I'm not even sure what I'm worried about. I've pretty much gotten over that whole "what the fuck am I doing with my life" thing that plagued me for at least a few years in my twenties. I think everybody feels like sometimes, and people get weirded out if they're not where they thought they would be at a certain age. But at some point I realized that I'm just living my life and trying my best and making some good decisions and some bad ones and hopefully learning something. Just like everybody else. I've got a great family, a boyfriend who is my best friend, and a few other people who have my back when I need them. I've got a diploma, a job I've been very proud of, and with this blog I've found a fufilling creative outlet. I've been on a few trips and had a lot of great times in general. I mean I'm not 100% killing it at life, but I'm not totally blowing it either. I feel like I'm approximately where I should be, and I don't feel like I missed out on anything in my 20s.

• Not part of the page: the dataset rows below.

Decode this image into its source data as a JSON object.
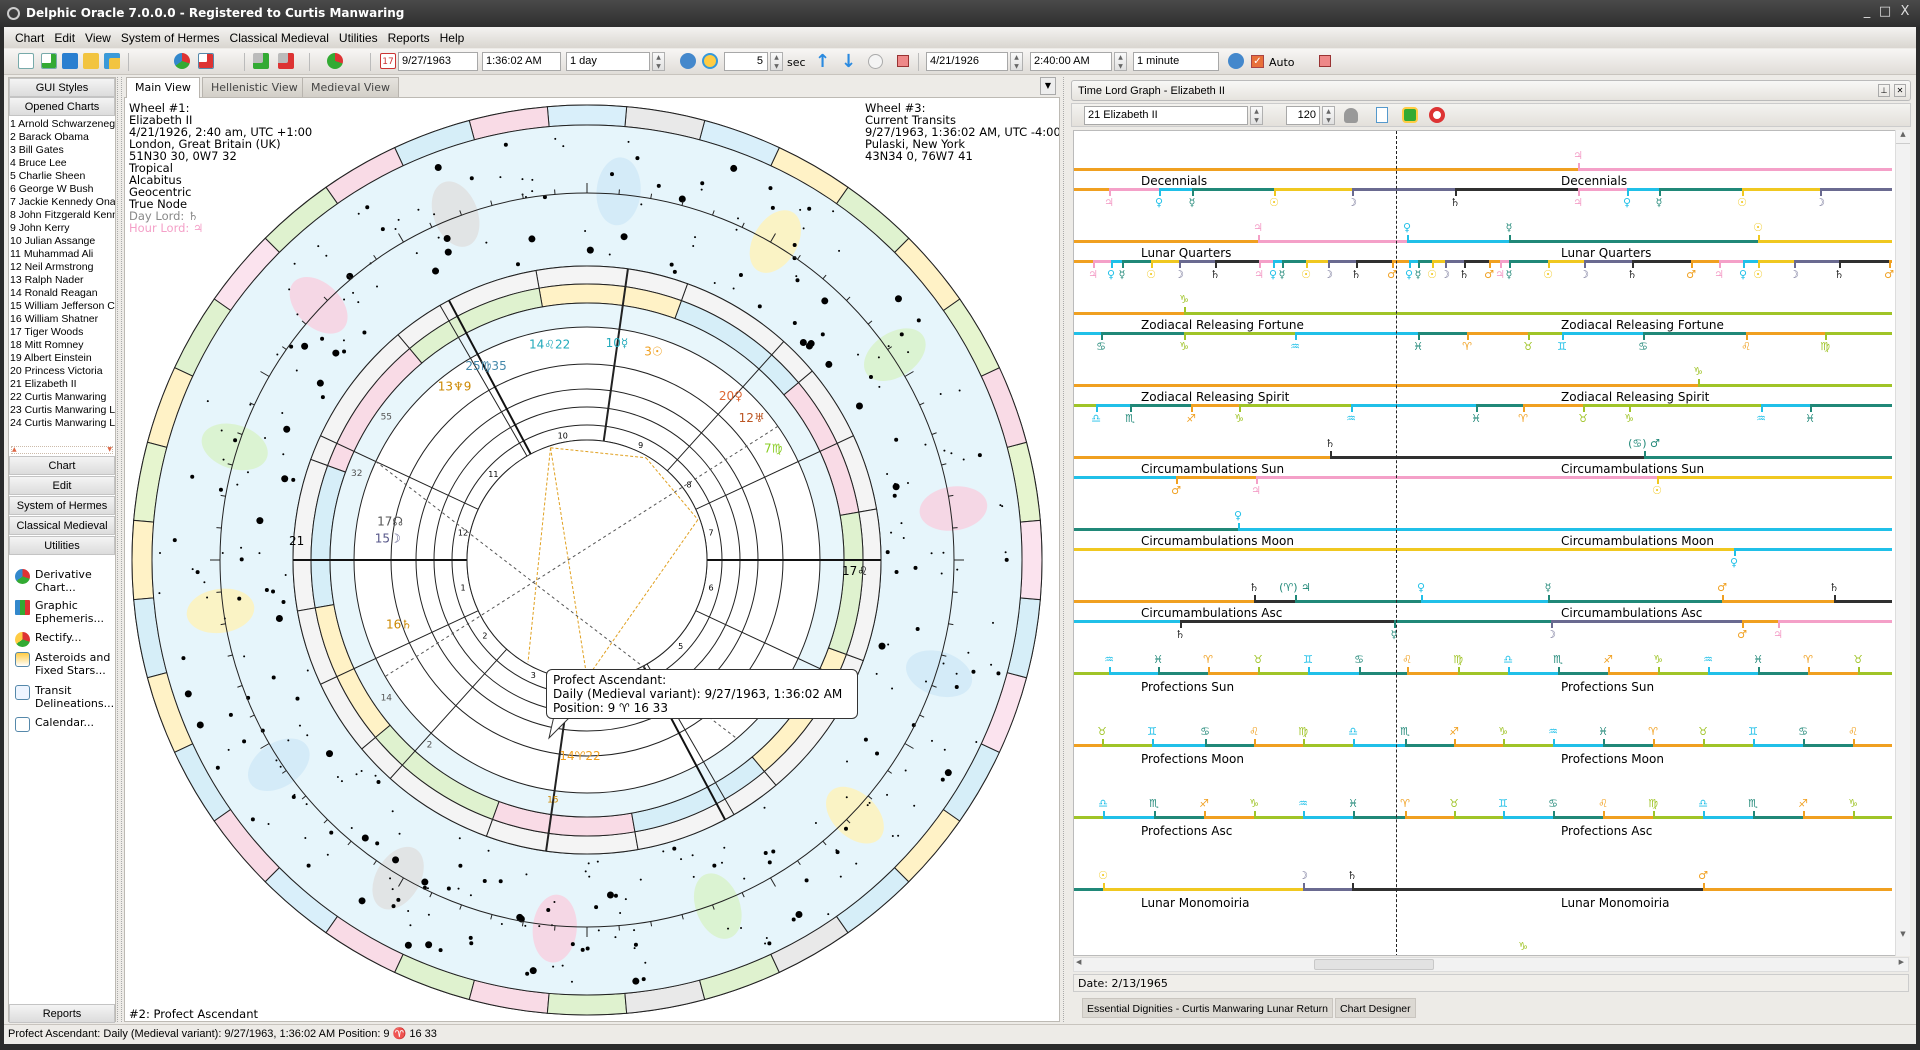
{
  "window": {
    "title": "Delphic Oracle 7.0.0.0 -  Registered to Curtis Manwaring",
    "controls": [
      "_",
      "□",
      "X"
    ]
  },
  "menu": [
    "Chart",
    "Edit",
    "View",
    "System of Hermes",
    "Classical Medieval",
    "Utilities",
    "Reports",
    "Help"
  ],
  "toolbar": {
    "date1": "9/27/1963",
    "time1": "1:36:02 AM",
    "step1": "1 day",
    "interval": "5",
    "interval_unit": "sec",
    "date2": "4/21/1926",
    "time2": "2:40:00 AM",
    "step2": "1 minute",
    "auto_label": "Auto",
    "auto_checked": true,
    "calendar_icon_text": "17"
  },
  "sidebar": {
    "gui_styles": "GUI Styles",
    "opened_charts": "Opened Charts",
    "charts": [
      "1 Arnold Schwarzenegger",
      "2 Barack Obama",
      "3 Bill Gates",
      "4 Bruce Lee",
      "5 Charlie Sheen",
      "6 George W Bush",
      "7 Jackie Kennedy Onassis",
      "8 John Fitzgerald Kennedy",
      "9 John Kerry",
      "10 Julian Assange",
      "11 Muhammad Ali",
      "12 Neil Armstrong",
      "13 Ralph Nader",
      "14 Ronald Reagan",
      "15 William Jefferson Clinton",
      "16 William Shatner",
      "17 Tiger Woods",
      "18 Mitt Romney",
      "19 Albert Einstein",
      "20 Princess Victoria",
      "21 Elizabeth II",
      "22 Curtis Manwaring",
      "23 Curtis Manwaring L",
      "24 Curtis Manwaring L"
    ],
    "sections": [
      "Chart",
      "Edit",
      "System of Hermes",
      "Classical Medieval",
      "Utilities"
    ],
    "utilities": [
      {
        "label": "Derivative\nChart...",
        "icon": "pie-chart-icon"
      },
      {
        "label": "Graphic\nEphemeris...",
        "icon": "bar-chart-icon"
      },
      {
        "label": "Rectify...",
        "icon": "rectify-pie-icon"
      },
      {
        "label": "Asteroids and\nFixed Stars...",
        "icon": "star-document-icon"
      },
      {
        "label": "Transit\nDelineations...",
        "icon": "document-icon"
      },
      {
        "label": "Calendar...",
        "icon": "calendar-icon"
      }
    ],
    "reports": "Reports"
  },
  "main": {
    "tabs": [
      "Main View",
      "Hellenistic View",
      "Medieval View"
    ],
    "wheel1": {
      "lines": [
        "Wheel #1:",
        "Elizabeth II",
        "4/21/1926, 2:40 am, UTC +1:00",
        "London, Great Britain (UK)",
        "51N30 30, 0W7 32",
        "Tropical",
        "Alcabitus",
        "Geocentric",
        "True Node"
      ],
      "day_lord": "Day Lord: ♄",
      "hour_lord": "Hour Lord: ♃"
    },
    "wheel3": {
      "lines": [
        "Wheel #3:",
        "Current Transits",
        "9/27/1963, 1:36:02 AM, UTC -4:00",
        "Pulaski, New York",
        "43N34 0, 76W7 41"
      ]
    },
    "bottom_label": "#2: Profect Ascendant",
    "tooltip": [
      "Profect Ascendant:",
      "Daily (Medieval variant): 9/27/1963, 1:36:02 AM",
      "Position: 9 ♈ 16 33"
    ],
    "wheel_labels": {
      "left_cusp": "21",
      "right_cusp": "17♌",
      "planets": [
        "14♌22",
        "25♍35",
        "13♆9",
        "10☿",
        "3☉",
        "20♀",
        "12♅",
        "7♍",
        "15☽",
        "17☊",
        "16♄",
        "14♈22",
        "15",
        "2",
        "14",
        "32",
        "55"
      ],
      "houses": [
        "1",
        "2",
        "3",
        "4",
        "5",
        "6",
        "7",
        "8",
        "9",
        "10",
        "11",
        "12"
      ]
    },
    "sign_band_colors": [
      "#f9dbe6",
      "#dff2cf",
      "#e9e9e9",
      "#d6eef8",
      "#fbe3ee",
      "#e6f5cf",
      "#fff2c6",
      "#d9effa",
      "#f9dbe6",
      "#dff2cf",
      "#fff2c6",
      "#d6eef8"
    ],
    "starfield_color": "#e6f5fb"
  },
  "timelord": {
    "title": "Time Lord Graph - Elizabeth II",
    "chart_select": "21 Elizabeth II",
    "count": "120",
    "date": "Date: 2/13/1965",
    "colors": {
      "orange": "#f0a020",
      "pink": "#f4a0c8",
      "cyan": "#20c0e8",
      "teal": "#208878",
      "yellow": "#f0c820",
      "slate": "#6a6a90",
      "black": "#303030",
      "green": "#a0c428"
    },
    "rows": [
      {
        "label": "Decennials",
        "top": [
          [
            "♂",
            "orange"
          ],
          [
            "♃",
            "pink"
          ]
        ],
        "bottom": [
          [
            "♂",
            "orange"
          ],
          [
            "♃",
            "pink"
          ],
          [
            "♀",
            "cyan"
          ],
          [
            "☿",
            "teal"
          ],
          [
            "☉",
            "yellow"
          ],
          [
            "☽",
            "slate"
          ],
          [
            "♄",
            "black"
          ],
          [
            "♃",
            "pink"
          ],
          [
            "♀",
            "cyan"
          ],
          [
            "☿",
            "teal"
          ],
          [
            "☉",
            "yellow"
          ],
          [
            "☽",
            "slate"
          ]
        ]
      },
      {
        "label": "Lunar Quarters",
        "top": [
          [
            "♂",
            "orange"
          ],
          [
            "♃",
            "pink"
          ],
          [
            "♀",
            "cyan"
          ],
          [
            "☿",
            "teal"
          ],
          [
            "☉",
            "yellow"
          ]
        ],
        "bottom": [
          [
            "♂",
            "orange"
          ],
          [
            "♃",
            "pink"
          ],
          [
            "♀",
            "cyan"
          ],
          [
            "☿",
            "teal"
          ],
          [
            "☉",
            "yellow"
          ],
          [
            "☽",
            "slate"
          ],
          [
            "♄",
            "black"
          ],
          [
            "♃",
            "pink"
          ],
          [
            "♀",
            "cyan"
          ],
          [
            "☿",
            "teal"
          ],
          [
            "☉",
            "yellow"
          ],
          [
            "☽",
            "slate"
          ],
          [
            "♄",
            "black"
          ],
          [
            "♂",
            "orange"
          ],
          [
            "♀",
            "cyan"
          ],
          [
            "☿",
            "teal"
          ],
          [
            "☉",
            "yellow"
          ],
          [
            "☽",
            "slate"
          ],
          [
            "♄",
            "black"
          ],
          [
            "♂",
            "orange"
          ],
          [
            "♃",
            "pink"
          ],
          [
            "☿",
            "teal"
          ],
          [
            "☉",
            "yellow"
          ],
          [
            "☽",
            "slate"
          ],
          [
            "♄",
            "black"
          ],
          [
            "♂",
            "orange"
          ],
          [
            "♃",
            "pink"
          ],
          [
            "♀",
            "cyan"
          ],
          [
            "☉",
            "yellow"
          ],
          [
            "☽",
            "slate"
          ],
          [
            "♄",
            "black"
          ],
          [
            "♂",
            "orange"
          ]
        ]
      },
      {
        "label": "Zodiacal Releasing Fortune",
        "top": [
          [
            "♌",
            "orange"
          ],
          [
            "♑",
            "green"
          ]
        ],
        "bottom": [
          [
            "♒",
            "cyan"
          ],
          [
            "♋",
            "teal"
          ],
          [
            "♑",
            "green"
          ],
          [
            "♒",
            "cyan"
          ],
          [
            "♓",
            "teal"
          ],
          [
            "♈",
            "orange"
          ],
          [
            "♉",
            "green"
          ],
          [
            "♊",
            "cyan"
          ],
          [
            "♋",
            "teal"
          ],
          [
            "♌",
            "orange"
          ],
          [
            "♍",
            "green"
          ]
        ]
      },
      {
        "label": "Zodiacal Releasing Spirit",
        "top": [
          [
            "♌",
            "orange"
          ],
          [
            "♑",
            "green"
          ]
        ],
        "bottom": [
          [
            "♍",
            "green"
          ],
          [
            "♎",
            "cyan"
          ],
          [
            "♏",
            "teal"
          ],
          [
            "♐",
            "orange"
          ],
          [
            "♑",
            "green"
          ],
          [
            "♒",
            "cyan"
          ],
          [
            "♓",
            "teal"
          ],
          [
            "♈",
            "orange"
          ],
          [
            "♉",
            "green"
          ],
          [
            "♑",
            "green"
          ],
          [
            "♒",
            "cyan"
          ],
          [
            "♓",
            "teal"
          ]
        ]
      },
      {
        "label": "Circumambulations Sun",
        "top": [
          [
            "♂",
            "orange"
          ],
          [
            "♄",
            "black"
          ],
          [
            "(♋) ♂",
            "teal"
          ]
        ],
        "bottom": [
          [
            "♀",
            "cyan"
          ],
          [
            "♂",
            "orange"
          ],
          [
            "♃",
            "pink"
          ],
          [
            "☉",
            "yellow"
          ]
        ]
      },
      {
        "label": "Circumambulations Moon",
        "top": [
          [
            "☿",
            "teal"
          ],
          [
            "♀",
            "cyan"
          ]
        ],
        "bottom": [
          [
            "☉",
            "yellow"
          ],
          [
            "♀",
            "cyan"
          ]
        ]
      },
      {
        "label": "Circumambulations Asc",
        "top": [
          [
            "♂",
            "orange"
          ],
          [
            "♄",
            "black"
          ],
          [
            "(♈) ♃",
            "teal"
          ],
          [
            "♀",
            "cyan"
          ],
          [
            "☿",
            "teal"
          ],
          [
            "♂",
            "orange"
          ],
          [
            "♄",
            "black"
          ]
        ],
        "bottom": [
          [
            "♀",
            "cyan"
          ],
          [
            "♄",
            "black"
          ],
          [
            "☿",
            "teal"
          ],
          [
            "☽",
            "slate"
          ],
          [
            "♂",
            "orange"
          ],
          [
            "♃",
            "pink"
          ]
        ]
      },
      {
        "label": "Profections Sun",
        "top": [
          [
            "♑",
            "green"
          ],
          [
            "♒",
            "cyan"
          ],
          [
            "♓",
            "teal"
          ],
          [
            "♈",
            "orange"
          ],
          [
            "♉",
            "green"
          ],
          [
            "♊",
            "cyan"
          ],
          [
            "♋",
            "teal"
          ],
          [
            "♌",
            "orange"
          ],
          [
            "♍",
            "green"
          ],
          [
            "♎",
            "cyan"
          ],
          [
            "♏",
            "teal"
          ],
          [
            "♐",
            "orange"
          ],
          [
            "♑",
            "green"
          ],
          [
            "♒",
            "cyan"
          ],
          [
            "♓",
            "teal"
          ],
          [
            "♈",
            "orange"
          ],
          [
            "♉",
            "green"
          ]
        ]
      },
      {
        "label": "Profections Moon",
        "top": [
          [
            "♈",
            "orange"
          ],
          [
            "♉",
            "green"
          ],
          [
            "♊",
            "cyan"
          ],
          [
            "♋",
            "teal"
          ],
          [
            "♌",
            "orange"
          ],
          [
            "♍",
            "green"
          ],
          [
            "♎",
            "cyan"
          ],
          [
            "♏",
            "teal"
          ],
          [
            "♐",
            "orange"
          ],
          [
            "♑",
            "green"
          ],
          [
            "♒",
            "cyan"
          ],
          [
            "♓",
            "teal"
          ],
          [
            "♈",
            "orange"
          ],
          [
            "♉",
            "green"
          ],
          [
            "♊",
            "cyan"
          ],
          [
            "♋",
            "teal"
          ],
          [
            "♌",
            "orange"
          ]
        ]
      },
      {
        "label": "Profections Asc",
        "top": [
          [
            "♍",
            "green"
          ],
          [
            "♎",
            "cyan"
          ],
          [
            "♏",
            "teal"
          ],
          [
            "♐",
            "orange"
          ],
          [
            "♑",
            "green"
          ],
          [
            "♒",
            "cyan"
          ],
          [
            "♓",
            "teal"
          ],
          [
            "♈",
            "orange"
          ],
          [
            "♉",
            "green"
          ],
          [
            "♊",
            "cyan"
          ],
          [
            "♋",
            "teal"
          ],
          [
            "♌",
            "orange"
          ],
          [
            "♍",
            "green"
          ],
          [
            "♎",
            "cyan"
          ],
          [
            "♏",
            "teal"
          ],
          [
            "♐",
            "orange"
          ],
          [
            "♑",
            "green"
          ]
        ]
      },
      {
        "label": "Lunar Monomoiria",
        "top": [
          [
            "☿",
            "teal"
          ],
          [
            "☉",
            "yellow"
          ],
          [
            "☽",
            "slate"
          ],
          [
            "♄",
            "black"
          ],
          [
            "♂",
            "orange"
          ]
        ]
      }
    ],
    "trailing_glyph": [
      "♑",
      "green"
    ],
    "bottom_tabs": [
      "Essential Dignities - Curtis Manwaring Lunar Return",
      "Chart Designer"
    ]
  },
  "statusbar": "Profect Ascendant: Daily (Medieval variant): 9/27/1963, 1:36:02 AM Position: 9 ♈ 16 33"
}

So what's my problem then? I think part of it is just the fear of the unknown. I don't know how to be A Woman In Her Thirties. I have a lot of questions.Most have to do with my wardrobe. Like, am I going to have to stop wearing short shorts? And I think that points to a major issue is here: Pure Vanity. I do not want to get old and ugly. I know, I'm probably a bad person for saything that but it's how I feel. I'm no beauty queen, but with enough makeup (usually about 2 pounds) I've been able to work with what I got. Is it all about to go to shit? Am I going to have to start relying on my personality? Oh dear.
And there's a sense of loss with reaching the end of my twenties. All jokes aside, I don't really feel old at all. I wouldn't even say that I don't feel young. But I do feel like I'm not part of "the youth" anymore. I hear Bruno Mars's song "Young, Wild Girls" and I don't feel like it's about me. When I was 26 I went to Vegas with a group of girls and had a pretty crazy time. Since then I always pictured going back and replicating the experince. But now I'm starting to think that when I do go back(which I will) it won't be quite like that. I mean it would still be super fun, but I think that even just a few years later I wouldn't have the same feeling of wreckless abandon I had then. Especially the way my hangovers go these days-I'd go buck wild the first day and be done-zo for the rest of the trip.

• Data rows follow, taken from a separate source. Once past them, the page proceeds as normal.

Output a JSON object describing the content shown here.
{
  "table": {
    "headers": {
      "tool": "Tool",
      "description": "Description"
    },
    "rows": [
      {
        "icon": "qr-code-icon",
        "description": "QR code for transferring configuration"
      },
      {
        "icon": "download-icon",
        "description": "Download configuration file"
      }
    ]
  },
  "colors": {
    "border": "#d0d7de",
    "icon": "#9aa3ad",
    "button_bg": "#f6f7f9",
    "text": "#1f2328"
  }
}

But despite some fear, and a little bit of sadnss, I'm ultimately looking forward to turning 30. Ok, maybe I'm not looking forward to the actual day I hit the big 3-0. With 8 months to go, I've already enlisted a friend to come over on my birthday and hold me while I cry. But I am looking forward to my 30s. The past decade, as fun as it has been, was pretty turbulent. I feel like in the past year or two I've gotten my feet firmly on the ground. I have a better sense of what I want for myself. And most importantly, I've begun to feel pretty confident about taking action and doing the things I really want to do. My twenties have been all about having a great time, and I feel like I appreciated being young and a little bit wild. I won't look back on those times and wish I'd done anything differently. But I think my thirties are going to be where I find out what really matters to me, and I'm going to put my energy into that. I feel confident in myself in a way that has nothing to do with my hair or my makeup.

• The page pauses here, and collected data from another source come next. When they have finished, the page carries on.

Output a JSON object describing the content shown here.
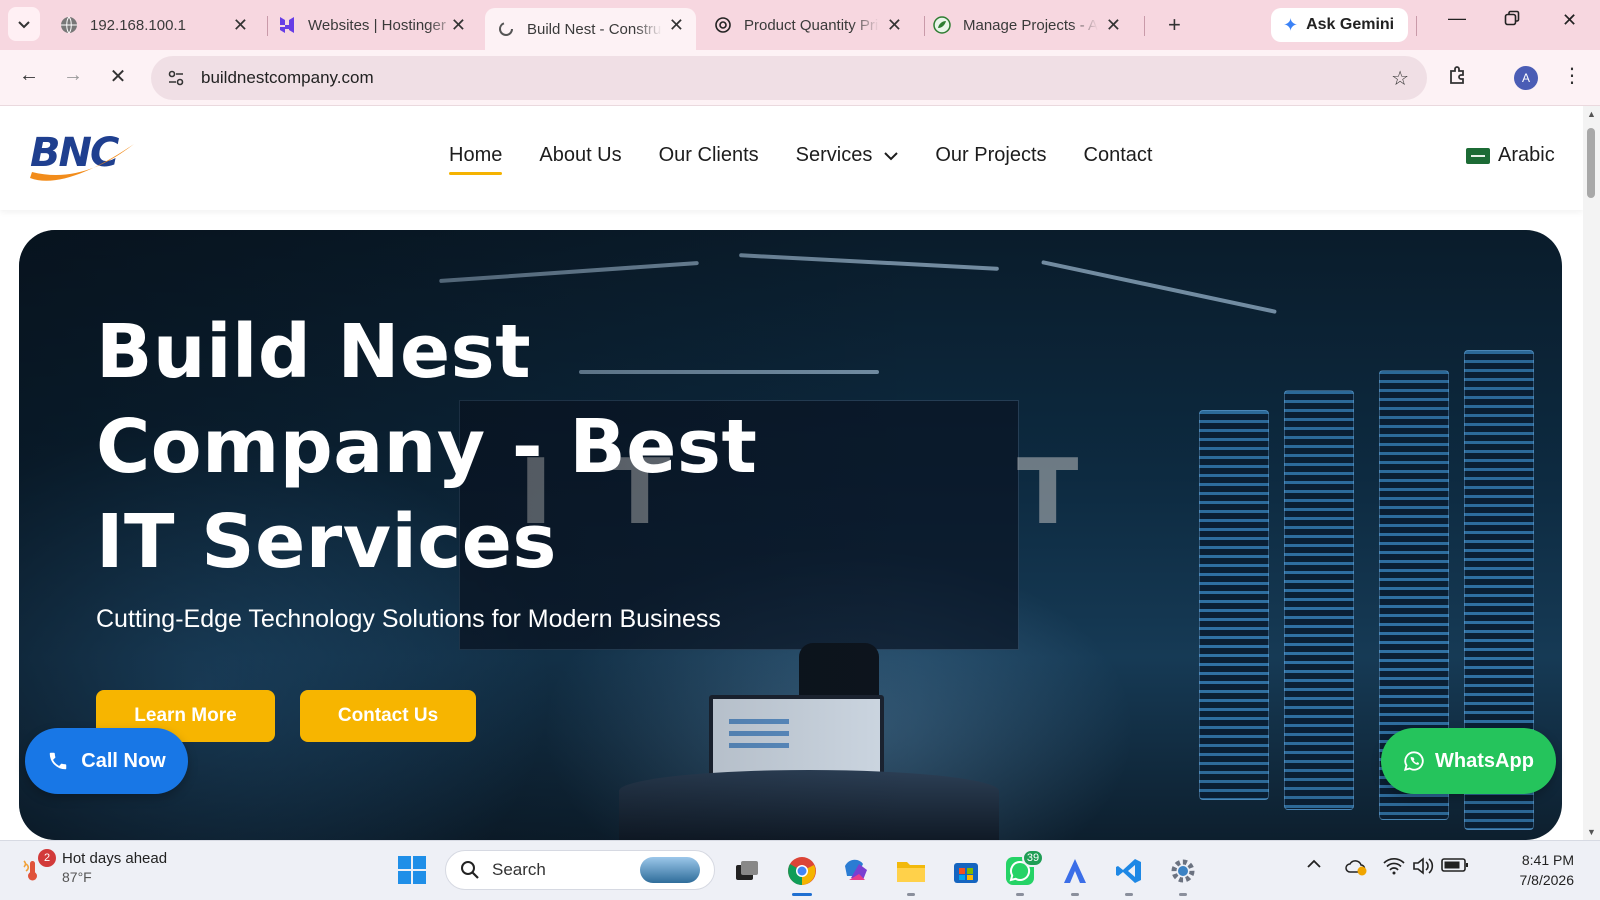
{
  "browser": {
    "tabs": [
      {
        "title": "192.168.100.1",
        "favicon": "globe-icon",
        "active": false
      },
      {
        "title": "Websites | Hostinger",
        "favicon": "hostinger-icon",
        "active": false
      },
      {
        "title": "Build Nest - Construction",
        "favicon": "loading-spinner-icon",
        "active": true
      },
      {
        "title": "Product Quantity Pricing",
        "favicon": "openai-icon",
        "active": false
      },
      {
        "title": "Manage Projects - Admin",
        "favicon": "admin-leaf-icon",
        "active": false
      }
    ],
    "ask_gemini": "Ask Gemini",
    "url": "buildnestcompany.com",
    "profile_initial": "A"
  },
  "site": {
    "nav": {
      "items": [
        {
          "label": "Home",
          "active": true
        },
        {
          "label": "About Us"
        },
        {
          "label": "Our Clients"
        },
        {
          "label": "Services",
          "dropdown": true
        },
        {
          "label": "Our Projects"
        },
        {
          "label": "Contact"
        }
      ],
      "language": "Arabic"
    },
    "hero": {
      "title": "Build Nest Company - Best IT Services",
      "subtitle": "Cutting-Edge Technology Solutions for Modern Business",
      "learn_more": "Learn More",
      "contact_us": "Contact Us",
      "bg_letters": [
        "I",
        "T",
        "T"
      ]
    },
    "floating": {
      "call_now": "Call Now",
      "whatsapp": "WhatsApp"
    },
    "colors": {
      "accent_yellow": "#f7b500",
      "call_blue": "#1877e6",
      "whatsapp_green": "#25c45c"
    }
  },
  "taskbar": {
    "weather": {
      "title": "Hot days ahead",
      "temp": "87°F",
      "alerts": "2"
    },
    "search_placeholder": "Search",
    "whatsapp_badge": "39",
    "time": "8:41 PM",
    "date": "7/8/2026"
  }
}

So I think it's going to be ok. I'm gonna rock my 30's. And when I start to feel like the beginning of that decade signifies the end of ever feeling attractive, I'll repeat one of my personal mantras over and over in my head:
"Look to the Aniston." (PS. This works in many situations, especially breakups. I mean, it can't be worse than THAT right? And she survived just fine.)
She gives me hope. Thirteen years after "The One Where They All Turn 30", she's still killing it. As long as I make millions of dollars and have access to all the best cosmetic procedures and can buy thousand dollar eye cream with diamonds in it or some shit like that, getting older is going to be juuuussst peachy.